The trick is to look for common elements that can be factored out and then playing around until you find the solution.
Looking at the question you will observe that #x^2(4x-12)# is a common factor. So let us 'play' with that and see what we get.
I am taking it one step at a time so that you can see the process and develop your own faster approaches.

Consider #3x^2(4x-12)^2#
this can be factored so that you have:

#x^2(4x-12) times 3(4x-12)# ..............................( 1 )

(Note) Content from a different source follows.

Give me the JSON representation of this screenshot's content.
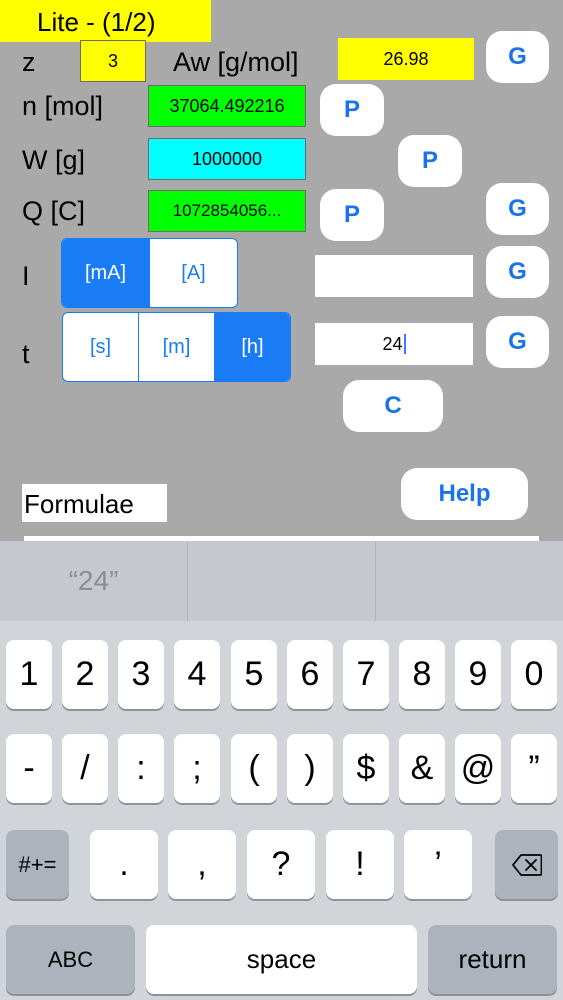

Consider #x^3(2)(4x-12)(4)#
This can be factored so that you have:

#x^2(4x-12) times 8x#.............................................( 2 )

Putting ( 1 ) and ( 2 ) together gives:

#x^2(4x-12) times 3(4x-12) + x^2(4x-12) times 8x#

Factoring again

#x^2(4x-12)(3[4x-12] + 8x)#

#x^2(4x-12)(12x-36+8x)#

#x^2(4x-12)(20x-36)#

Notice that all the numbers in the bracket are even. This means that we can take it 'down' again by factor of 2

#2x^2(2x-6) times 2(10x - 18)#

Again they are all even within the brackets so let us repeat the process:

#4x^2(x-3) times 4(5x - 9)#

But #4x^2# from #4x^2(x-3)# multiplied by 4 from #4(5x-9) # = #8x^2#

Substituting this in gives:

#8x^2(x-3)(5x-9)#

I have not checked that the final answer is correct. I will leave that to you to do!!! However you can see the process types available to you!!!